FIS Skimuseum Damüls
- Established: 2013
- Location: Damüls, Vorarlberg, Austria
- Type: Skiing, local history
- Collection size: 3,000
- Curator: Christian Lingenhöle

= FIS Skimuseum Damüls =

Skiing museum in Austria

The FIS Skimuseum Damüls is a skiing museum located in Damüls in Vorarlberg (Austria).

It is accommodated in the Kulisse Pfarrhof and displays exhibitions about local history and winter sports. After the exhibition was completely redesigned in the summer of 2017, it was certified by the International Ski Federation (FIS) and remains Vorarlberg's only FIS ski museum.

== The building ==
The Damüls parsonage is located directly below the church of St. Nikolaus in Damüls and had been empty for several years. On the basis of an initiative of Christian Lingenhöle, the two buildings (house and stable) were adapted accordingly and opened after minor alterations in the summer of 2013 as "Kulisse Pfarrhof".

== The exhibition ==
The museum tackles the village's 700-year history as well as its 120-year history of skiing. Damüls is one of the few original settlements of the Walser people, dating back to the 14th century. Exhibits, primarily collected by Christian Lingenhöle, provide insights into the rich history of skiing in the village.

The museum features an extensive collection of historic and modern skis including original racing skis from 1957 by ski legend Toni Sailer.
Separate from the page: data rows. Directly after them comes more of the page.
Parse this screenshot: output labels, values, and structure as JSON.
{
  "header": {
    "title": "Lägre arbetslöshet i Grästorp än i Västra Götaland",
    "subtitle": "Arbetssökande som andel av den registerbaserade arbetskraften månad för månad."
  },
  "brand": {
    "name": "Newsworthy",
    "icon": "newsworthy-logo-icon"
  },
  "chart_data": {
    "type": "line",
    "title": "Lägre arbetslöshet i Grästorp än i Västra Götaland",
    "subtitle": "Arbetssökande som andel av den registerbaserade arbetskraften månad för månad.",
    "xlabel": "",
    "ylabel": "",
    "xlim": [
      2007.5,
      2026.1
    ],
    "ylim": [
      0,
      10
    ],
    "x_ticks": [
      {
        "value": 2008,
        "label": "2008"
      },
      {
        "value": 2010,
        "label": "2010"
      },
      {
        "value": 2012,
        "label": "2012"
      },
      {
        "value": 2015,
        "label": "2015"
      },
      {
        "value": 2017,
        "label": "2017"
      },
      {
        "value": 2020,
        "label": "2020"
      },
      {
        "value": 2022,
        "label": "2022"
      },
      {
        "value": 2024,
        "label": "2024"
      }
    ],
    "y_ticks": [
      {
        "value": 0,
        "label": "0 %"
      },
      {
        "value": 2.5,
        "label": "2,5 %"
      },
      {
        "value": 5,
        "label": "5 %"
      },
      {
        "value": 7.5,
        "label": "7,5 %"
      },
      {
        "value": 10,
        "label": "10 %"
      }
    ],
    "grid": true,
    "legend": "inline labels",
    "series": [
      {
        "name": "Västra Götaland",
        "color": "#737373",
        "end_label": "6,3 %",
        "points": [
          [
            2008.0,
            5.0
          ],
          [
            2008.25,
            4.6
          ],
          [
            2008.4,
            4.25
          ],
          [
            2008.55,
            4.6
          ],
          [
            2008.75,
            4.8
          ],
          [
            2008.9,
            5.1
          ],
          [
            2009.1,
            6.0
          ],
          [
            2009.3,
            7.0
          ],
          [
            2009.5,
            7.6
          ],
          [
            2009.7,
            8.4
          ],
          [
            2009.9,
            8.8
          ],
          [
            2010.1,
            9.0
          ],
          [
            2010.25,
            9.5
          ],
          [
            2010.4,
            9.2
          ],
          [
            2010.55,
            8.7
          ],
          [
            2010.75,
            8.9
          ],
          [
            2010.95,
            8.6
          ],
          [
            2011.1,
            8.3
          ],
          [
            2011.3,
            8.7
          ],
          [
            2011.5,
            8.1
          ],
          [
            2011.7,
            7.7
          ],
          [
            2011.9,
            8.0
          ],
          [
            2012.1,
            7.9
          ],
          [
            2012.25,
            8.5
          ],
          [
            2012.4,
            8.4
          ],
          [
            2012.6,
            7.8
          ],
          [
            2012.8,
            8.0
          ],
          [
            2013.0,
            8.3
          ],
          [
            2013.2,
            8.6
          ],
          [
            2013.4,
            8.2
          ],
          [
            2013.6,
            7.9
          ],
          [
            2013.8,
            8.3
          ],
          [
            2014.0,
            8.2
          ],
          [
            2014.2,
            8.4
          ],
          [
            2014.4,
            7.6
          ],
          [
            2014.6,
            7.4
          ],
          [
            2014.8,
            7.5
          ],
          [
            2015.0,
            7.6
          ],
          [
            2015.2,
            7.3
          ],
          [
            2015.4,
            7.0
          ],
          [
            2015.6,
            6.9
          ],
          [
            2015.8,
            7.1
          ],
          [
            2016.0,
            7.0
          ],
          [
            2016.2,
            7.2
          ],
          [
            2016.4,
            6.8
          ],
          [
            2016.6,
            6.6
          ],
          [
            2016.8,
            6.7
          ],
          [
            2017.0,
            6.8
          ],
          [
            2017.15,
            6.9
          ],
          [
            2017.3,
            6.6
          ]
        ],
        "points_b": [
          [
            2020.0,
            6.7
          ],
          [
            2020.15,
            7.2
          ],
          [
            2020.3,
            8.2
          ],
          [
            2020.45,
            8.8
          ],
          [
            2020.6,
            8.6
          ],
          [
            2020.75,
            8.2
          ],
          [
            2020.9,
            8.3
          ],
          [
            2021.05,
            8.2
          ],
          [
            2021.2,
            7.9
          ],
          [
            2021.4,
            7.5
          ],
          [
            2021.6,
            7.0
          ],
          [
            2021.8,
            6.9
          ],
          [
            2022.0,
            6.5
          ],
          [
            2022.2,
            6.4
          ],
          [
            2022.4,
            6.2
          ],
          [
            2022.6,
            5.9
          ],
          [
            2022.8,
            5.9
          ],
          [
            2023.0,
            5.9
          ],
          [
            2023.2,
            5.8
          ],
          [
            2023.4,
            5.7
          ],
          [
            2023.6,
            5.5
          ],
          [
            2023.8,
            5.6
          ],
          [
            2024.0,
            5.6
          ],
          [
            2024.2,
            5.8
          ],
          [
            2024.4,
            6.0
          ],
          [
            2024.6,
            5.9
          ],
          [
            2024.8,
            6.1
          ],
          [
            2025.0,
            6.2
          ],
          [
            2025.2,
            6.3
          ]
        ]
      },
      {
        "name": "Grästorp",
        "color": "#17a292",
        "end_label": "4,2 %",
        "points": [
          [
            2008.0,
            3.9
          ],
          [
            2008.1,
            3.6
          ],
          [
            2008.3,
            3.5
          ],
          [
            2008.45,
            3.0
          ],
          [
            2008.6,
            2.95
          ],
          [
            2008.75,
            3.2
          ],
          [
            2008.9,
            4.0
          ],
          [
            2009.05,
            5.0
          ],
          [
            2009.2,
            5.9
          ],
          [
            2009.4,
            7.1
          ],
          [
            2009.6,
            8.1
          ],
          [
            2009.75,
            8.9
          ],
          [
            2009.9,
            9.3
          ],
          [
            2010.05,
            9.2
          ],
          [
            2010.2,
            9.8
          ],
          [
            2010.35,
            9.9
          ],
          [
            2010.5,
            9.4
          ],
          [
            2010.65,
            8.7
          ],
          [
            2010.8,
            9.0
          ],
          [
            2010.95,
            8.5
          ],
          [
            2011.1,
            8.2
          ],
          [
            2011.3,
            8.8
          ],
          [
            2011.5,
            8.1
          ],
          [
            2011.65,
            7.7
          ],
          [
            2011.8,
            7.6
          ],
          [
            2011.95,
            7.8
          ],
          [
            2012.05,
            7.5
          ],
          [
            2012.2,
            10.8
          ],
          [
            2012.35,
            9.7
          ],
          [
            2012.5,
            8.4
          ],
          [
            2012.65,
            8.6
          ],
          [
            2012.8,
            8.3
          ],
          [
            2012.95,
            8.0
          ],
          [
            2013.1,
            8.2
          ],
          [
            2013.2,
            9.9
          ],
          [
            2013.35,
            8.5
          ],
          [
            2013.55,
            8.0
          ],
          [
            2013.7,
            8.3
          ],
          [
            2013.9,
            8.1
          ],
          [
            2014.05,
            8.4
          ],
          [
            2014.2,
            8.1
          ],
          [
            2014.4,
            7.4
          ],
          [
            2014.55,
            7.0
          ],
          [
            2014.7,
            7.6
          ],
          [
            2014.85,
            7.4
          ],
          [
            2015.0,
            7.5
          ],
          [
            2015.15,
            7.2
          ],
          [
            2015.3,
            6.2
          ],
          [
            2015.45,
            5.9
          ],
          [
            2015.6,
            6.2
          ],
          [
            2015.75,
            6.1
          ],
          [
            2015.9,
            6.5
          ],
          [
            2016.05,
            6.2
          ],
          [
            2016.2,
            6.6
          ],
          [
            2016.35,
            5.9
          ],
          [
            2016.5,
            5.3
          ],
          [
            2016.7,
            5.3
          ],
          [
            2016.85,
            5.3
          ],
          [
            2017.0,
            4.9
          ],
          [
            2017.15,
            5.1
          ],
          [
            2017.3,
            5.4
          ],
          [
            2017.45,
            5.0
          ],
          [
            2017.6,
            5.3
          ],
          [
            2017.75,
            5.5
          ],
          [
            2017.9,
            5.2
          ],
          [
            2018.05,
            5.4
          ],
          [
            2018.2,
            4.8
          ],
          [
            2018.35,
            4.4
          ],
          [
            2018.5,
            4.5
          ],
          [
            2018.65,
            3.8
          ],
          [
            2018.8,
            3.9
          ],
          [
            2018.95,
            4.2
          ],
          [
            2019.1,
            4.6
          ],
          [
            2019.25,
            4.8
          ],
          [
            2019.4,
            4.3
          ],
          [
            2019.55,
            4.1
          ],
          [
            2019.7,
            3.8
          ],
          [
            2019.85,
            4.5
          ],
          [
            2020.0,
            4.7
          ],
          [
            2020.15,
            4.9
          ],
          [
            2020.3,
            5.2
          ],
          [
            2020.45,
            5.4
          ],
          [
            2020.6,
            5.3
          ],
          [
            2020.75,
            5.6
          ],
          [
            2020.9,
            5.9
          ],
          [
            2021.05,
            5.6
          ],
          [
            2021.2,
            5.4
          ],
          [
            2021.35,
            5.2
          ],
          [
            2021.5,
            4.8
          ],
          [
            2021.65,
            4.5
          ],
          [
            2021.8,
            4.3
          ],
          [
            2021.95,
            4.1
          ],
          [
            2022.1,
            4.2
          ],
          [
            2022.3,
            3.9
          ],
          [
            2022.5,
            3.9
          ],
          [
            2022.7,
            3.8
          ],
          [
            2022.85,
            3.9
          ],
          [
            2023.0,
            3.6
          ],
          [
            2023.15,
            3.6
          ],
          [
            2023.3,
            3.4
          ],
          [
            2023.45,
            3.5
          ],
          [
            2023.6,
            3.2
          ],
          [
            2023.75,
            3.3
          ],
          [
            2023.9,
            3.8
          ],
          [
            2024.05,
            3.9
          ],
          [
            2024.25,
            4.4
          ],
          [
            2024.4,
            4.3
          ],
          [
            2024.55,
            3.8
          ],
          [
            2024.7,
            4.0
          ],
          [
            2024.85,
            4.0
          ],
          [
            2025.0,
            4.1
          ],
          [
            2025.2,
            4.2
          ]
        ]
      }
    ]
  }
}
In addition to skis, the focus is also on winter-sports equipment and memorabilia, clothing, photographs, literature and documents. Some curiosities illustrate the way in which past generations have experimented with skiing. A library and a historical archive are currently being built.

=== Special exhibitions ===
- 2019: "Pioneering spirit – how people shaped tourism" (portrayals of people who were active in the founding years of tourism in Damüls)
- 2020: "Second home – Damüls regulars tell stories"
- 2021: "Reinhold Simma and Damüls" (Reinhold Simma, who came from the Bregenzerwald, was the last pastor of Damüls. Father Simma is still remembered by many people in Damüls and far beyond. He was a formative personality of the place, which influenced some developments, not least in tourism.)